Rigid body: internal work null?

Question

I am following an elementary physics course book, namely W.E. Gettys, F.J. Keller and M.J. Skove's Physics (in an Italian translation). In exercises where no non-conservative force acts on a rigid body, if I correctly understand them, it is assumed that the forces that the parts of the body exerce on each other do null total work.

Is the total work done by such forces null in the usual mathematical model of a rigid body? If it is, how can it be mathematically proved? I am talking about a mathematically ideal rigid, unelastic and undeformable body

What I understand is that, if the rigid body is a discrete system composed by points having mass $m_i$, with point $i$ exercing the force $\mathbf{F}_{ij}$ on point $m_j$, if we call $\mathbf{r}_j:[t_0,t_f]\to\mathbb{R}^3$ the curve along which point $j$ moves (according to the external inertial frame) in the temporal interval $[t_0,t_f]$, the total work done by the internal forces exerced by the points on each other is $$\sum_{i,j}\int_{t_0}^{t_f}\mathbf{F}_{ij}(\mathbf{r}_{j}(t))\cdot\mathbf{r}_{j}'(t)dt$$which, since Newton's third law states that $\mathbf{F}_{ij}=-\mathbf{F}_{ji}$, is -if I correctly understand- equal to $$\sum_{i<j}\int_{t_0}^{t_f}\mathbf{F}_{ij}(\mathbf{r}_{j}(t))\cdot(\mathbf{r}_{j}'(t) -\mathbf{r}_{i}'(t))dt$$but I cannot prove it to myself that such an integral is null...

I $\infty$-ly thank you for any answer!

Answer 1

We consider the integral: $$\sum_{i\lt j}\int_{t_0}^{t_f} \mathbf{F}_{ij}(\mathbf{r}_j(t))\cdot(\mathbf{r}'_j(t) - \mathbf{r}'_i(t))dt$$ For a rigid body, the distance between any two masses is always held constant, a fact that we can express as: $$\vert\mathbf{r}_i(t) - \mathbf{r}_j(t)\vert^2 = \Delta_{ij}$$ or $$(\mathbf{r}_i(t) - \mathbf{r}_j(t))\cdot(\mathbf{r}_i(t) - \mathbf{r}_j(t)) = \Delta_{ij}$$ where all the $\Delta_{ij}$ are constant for all time. Differentiating with respect to the time on both sides gives: $$2(\mathbf{r}_i(t) - \mathbf{r}_j(t))\cdot(\mathbf{r}'_i(t) - \mathbf{r}'_j(t)) = 0$$

Thus, we conclude that $(\mathbf{r}'_i(t) - \mathbf{r}'_j(t))$ is perpendicular to $(\mathbf{r}_i(t) - \mathbf{r}_j(t))$.

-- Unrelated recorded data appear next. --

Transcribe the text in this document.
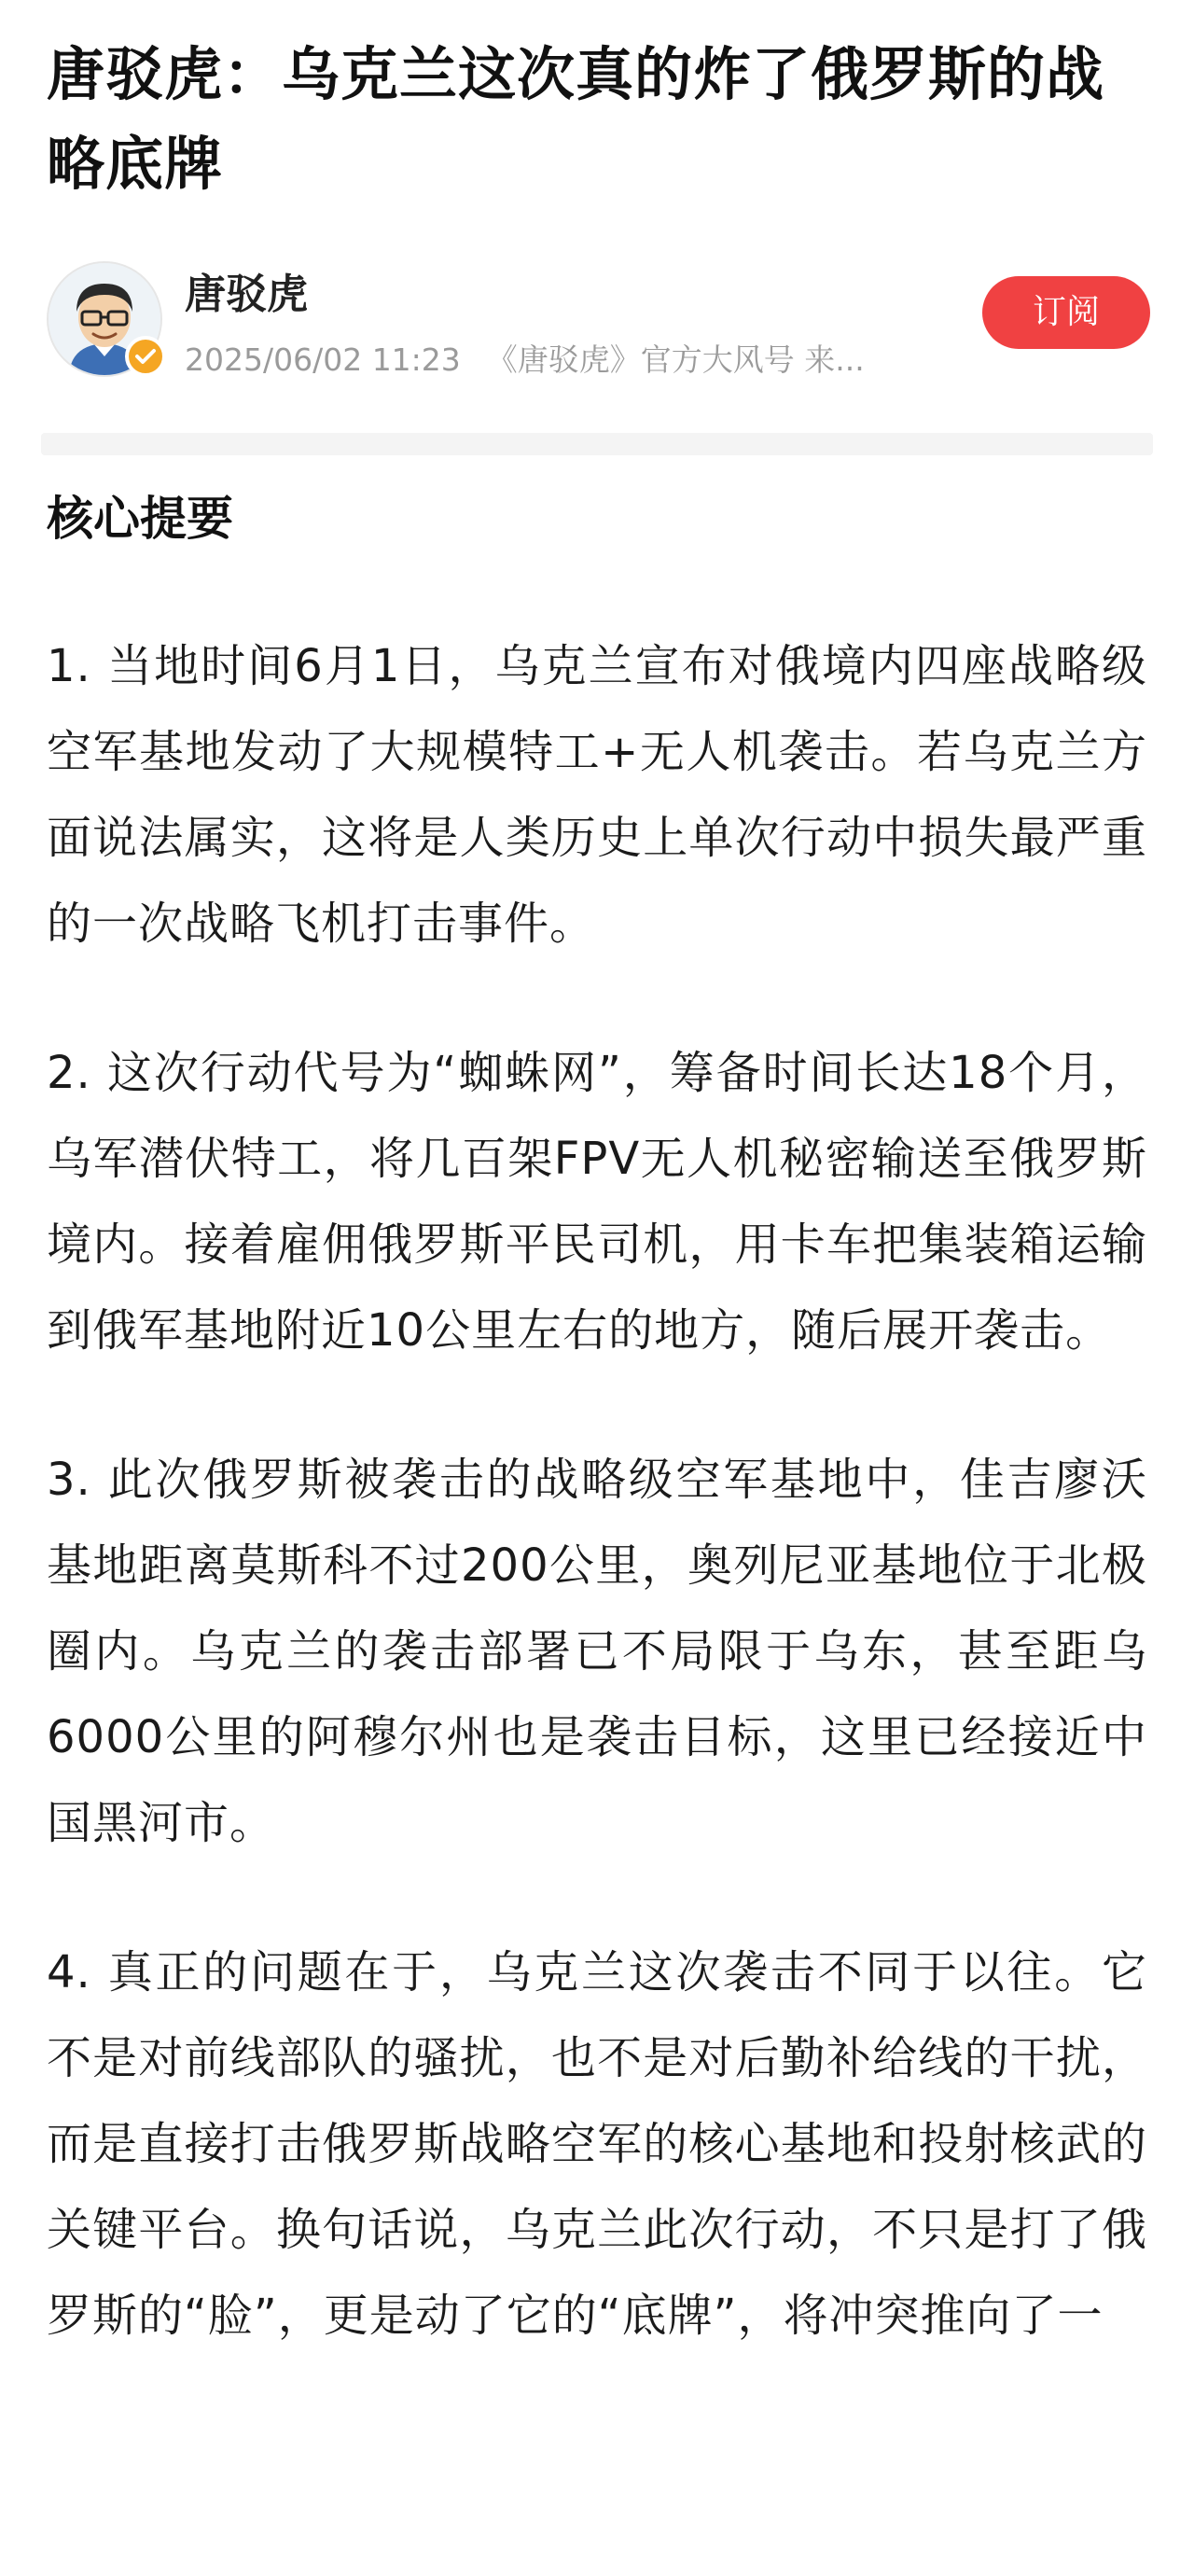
唐驳虎：乌克兰这次真的炸了俄罗斯的战略底牌
唐驳虎
2025/06/02 11:23 《唐驳虎》官方大风号 来...
订阅
核心提要

1. 当地时间6月1日，乌克兰宣布对俄境内四座战略级空军基地发动了大规模特工+无人机袭击。若乌克兰方面说法属实，这将是人类历史上单次行动中损失最严重的一次战略飞机打击事件。

2. 这次行动代号为“蜘蛛网”，筹备时间长达18个月，乌军潜伏特工，将几百架FPV无人机秘密输送至俄罗斯境内。接着雇佣俄罗斯平民司机，用卡车把集装箱运输到俄军基地附近10公里左右的地方，随后展开袭击。

3. 此次俄罗斯被袭击的战略级空军基地中，佳吉廖沃基地距离莫斯科不过200公里，奥列尼亚基地位于北极圈内。乌克兰的袭击部署已不局限于乌东，甚至距乌6000公里的阿穆尔州也是袭击目标，这里已经接近中国黑河市。

4. 真正的问题在于，乌克兰这次袭击不同于以往。它不是对前线部队的骚扰，也不是对后勤补给线的干扰，而是直接打击俄罗斯战略空军的核心基地和投射核武的关键平台。换句话说，乌克兰此次行动，不只是打了俄罗斯的“脸”，更是动了它的“底牌”，将冲突推向了一
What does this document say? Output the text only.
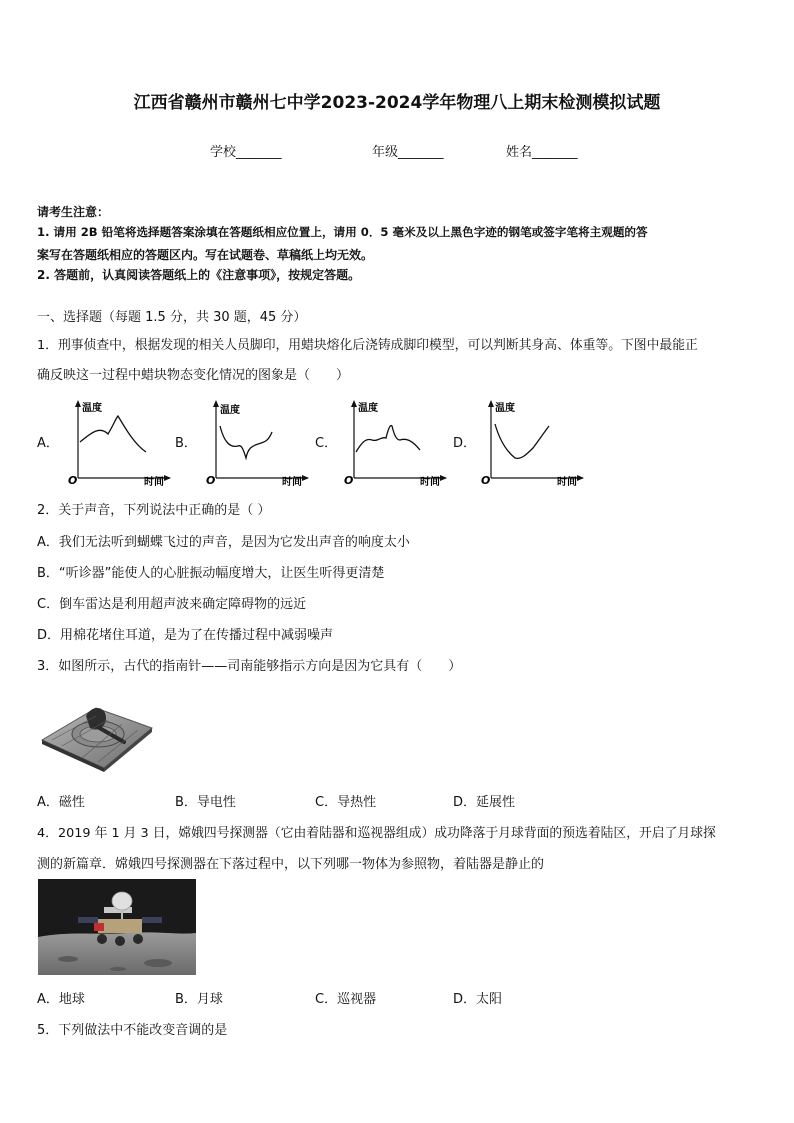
江西省赣州市赣州七中学2023-2024学年物理八上期末检测模拟试题
学校_______	年级_______	姓名_______
请考生注意：
1. 请用 2B 铅笔将选择题答案涂填在答题纸相应位置上，请用 0．5 毫米及以上黑色字迹的钢笔或签字笔将主观题的答
案写在答题纸相应的答题区内。写在试题卷、草稿纸上均无效。
2. 答题前，认真阅读答题纸上的《注意事项》，按规定答题。
一、选择题（每题 1.5 分，共 30 题，45 分）
1．刑事侦查中，根据发现的相关人员脚印，用蜡块熔化后浇铸成脚印模型，可以判断其身高、体重等。下图中最能正
确反映这一过程中蜡块物态变化情况的图象是（　　）
A．
温度
时间
O
B．
温度
时间
O
C．
温度
时间
O
D．
温度
时间
O
2．关于声音，下列说法中正确的是（ ）
A．我们无法听到蝴蝶飞过的声音，是因为它发出声音的响度太小
B．“听诊器”能使人的心脏振动幅度增大，让医生听得更清楚
C．倒车雷达是利用超声波来确定障碍物的远近
D．用棉花堵住耳道，是为了在传播过程中减弱噪声
3．如图所示，古代的指南针——司南能够指示方向是因为它具有（　　）
A．磁性	B．导电性	C．导热性	D．延展性
4．2019 年 1 月 3 日，嫦娥四号探测器（它由着陆器和巡视器组成）成功降落于月球背面的预选着陆区，开启了月球探
测的新篇章．嫦娥四号探测器在下落过程中，以下列哪一物体为参照物，着陆器是静止的
A．地球	B．月球	C．巡视器	D．太阳
5．下列做法中不能改变音调的是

At this point, we will need an additional assumption to proceed - we require not just that $\mathbf{F}_{ij} = -\mathbf{F}_{ji}$, as per Newton's third law, but also that $$\mathbf{F}_{ij} = f(\mathbf{r}_i, \mathbf{r}_j)\ \left(\mathbf{r}_i(t) - \mathbf{r}_j(t)\right)$$ where $f$ is a scalar function i.e. the forces act on the radial line joining any two particles. With this assumption, the integrand vanishes: $$\mathbf{F}_{ij}(\mathbf{r}_j(t))\cdot(\mathbf{r}'_j(t) - \mathbf{r}'_i(t)) = 0$$ and we have that no internal work is done by the rigid body on itself.

Thus, it is internal forces along the line joining each pair of points in a rigid body that do no work; this is because any "net" motion between the pair of points in this direction (i.e. the direction of the force) would alter the distance, and is therefore forbidden.

Internal equal and opposite forces that do not act along the same line indeed do work: as a simple example, consider a system of two points at a constant distance $R$, with their (equal and opposite) internal forces acting perpendicular to the separation $\mathbf{R}$. The forces then produce a torque, and therefore alter the angular momentum of the system. If the magnitude of these forces were functions of $R$ alone, you would have a rigid body that spontaneously starts spinning with an ever increasing speed.